3. Reach Out to Set Calls — Warm Intros are a Must!
Since you’re looking for genuine feedback and not a polite, yet unhelpful response, you need to talk to a friend, or a friend of a friend, and so warm intros are a must. If you are lucky enough to have a VC that is well connected to a variety of potential customers, ask them to make the intro. This is critical to build an accurate picture of the market sentiment, and this is exactly why we at Glilot Capital have invested a vast amount of resources in developing a network of advisors who are keen to provide wise feedback.
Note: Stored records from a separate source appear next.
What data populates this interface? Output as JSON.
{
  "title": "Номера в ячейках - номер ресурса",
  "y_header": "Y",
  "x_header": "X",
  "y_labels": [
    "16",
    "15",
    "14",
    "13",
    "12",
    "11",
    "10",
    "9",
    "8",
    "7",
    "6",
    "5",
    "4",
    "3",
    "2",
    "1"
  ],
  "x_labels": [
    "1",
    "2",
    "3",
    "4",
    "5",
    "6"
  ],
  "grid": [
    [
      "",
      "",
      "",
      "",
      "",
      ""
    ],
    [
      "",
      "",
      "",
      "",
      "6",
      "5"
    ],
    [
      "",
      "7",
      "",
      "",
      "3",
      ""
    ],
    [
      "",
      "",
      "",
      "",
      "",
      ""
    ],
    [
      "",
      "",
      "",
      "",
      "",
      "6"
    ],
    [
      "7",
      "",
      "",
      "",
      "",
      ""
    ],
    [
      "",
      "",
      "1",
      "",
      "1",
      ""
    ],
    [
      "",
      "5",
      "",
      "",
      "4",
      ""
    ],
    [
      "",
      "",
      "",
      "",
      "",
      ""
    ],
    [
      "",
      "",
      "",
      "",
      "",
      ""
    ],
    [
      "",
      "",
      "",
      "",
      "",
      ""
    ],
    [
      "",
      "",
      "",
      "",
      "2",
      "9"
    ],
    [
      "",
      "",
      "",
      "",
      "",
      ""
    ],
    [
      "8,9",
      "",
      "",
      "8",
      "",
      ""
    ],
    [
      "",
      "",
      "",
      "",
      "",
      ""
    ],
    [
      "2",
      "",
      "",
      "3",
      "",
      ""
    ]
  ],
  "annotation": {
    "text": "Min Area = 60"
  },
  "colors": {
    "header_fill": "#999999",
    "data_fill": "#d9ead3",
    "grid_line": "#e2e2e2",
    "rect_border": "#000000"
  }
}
4. Manage the Conversation:
- Be a salesperson, but ditch the salesperson’s KPI — This is one of the most important, yet complex, principles of PMF; In order to receive feedback that you can actually learn from, your prospect has to truly consider buying your product with all of its pros and cons. If your prospect perceives the meeting as a friendly “advisory chat” the feedback that she will provide should not be taken under consideration. Your KPI, however, is not to close the deal, your KPI is to achieve PMF.
- Don’t be afraid to talk about $: As mentioned, it’s not the money you are after — BUT a paying customer does prove you’ve reached PMF. A paying customer can truly vouch for what she says when claiming she needs and loves your product. Therefore, discuss the pricing early on in the conversation and see how the prospect reacts.
Prospect: “This solution is awesome! I love it and definitely see the value in using it.”
Me: “I’m so happy to hear that. So…would you pay for it?”
Prospect: “Oh..mm…No. You know what? it’s not really on the top of my organization’s priorities now. Let’s re-engage in a year or so.”
- Are you a pitcher or a listener?: Since your goal is to collect feedback (verbal or otherwise) and improve your messaging, positioning, and pitch, make sure to include someone else in the conversation whose sole purpose is to carefully listen to the prospect and document any responses to the things you say.
- Reduce the noise: Keep your eyes on the ball (aka PMF) by removing solvable barriers. You don’t want the prospect to terminate the discussion just because you currently don’t support a specific integration that you’ll be supporting in the near future. Therefore, clarify that integrations, specific features, compliance approvals, and other similar issues are solvable.
5. Summarize, Analyze, Implement, Repeat:
Make sure to stop after a certain number of calls, analyze the repetitive reactions, and adjust your product and pitch accordingly. We at Glilot Capital collect the data and then share a PMF report with our companies to make sure no insight is being neglected. Only after such a process, return to the pipeline and continue with setting additional conversations to validate your new approach.
We hope you found this guide helpful, and we would love to hear your thoughts!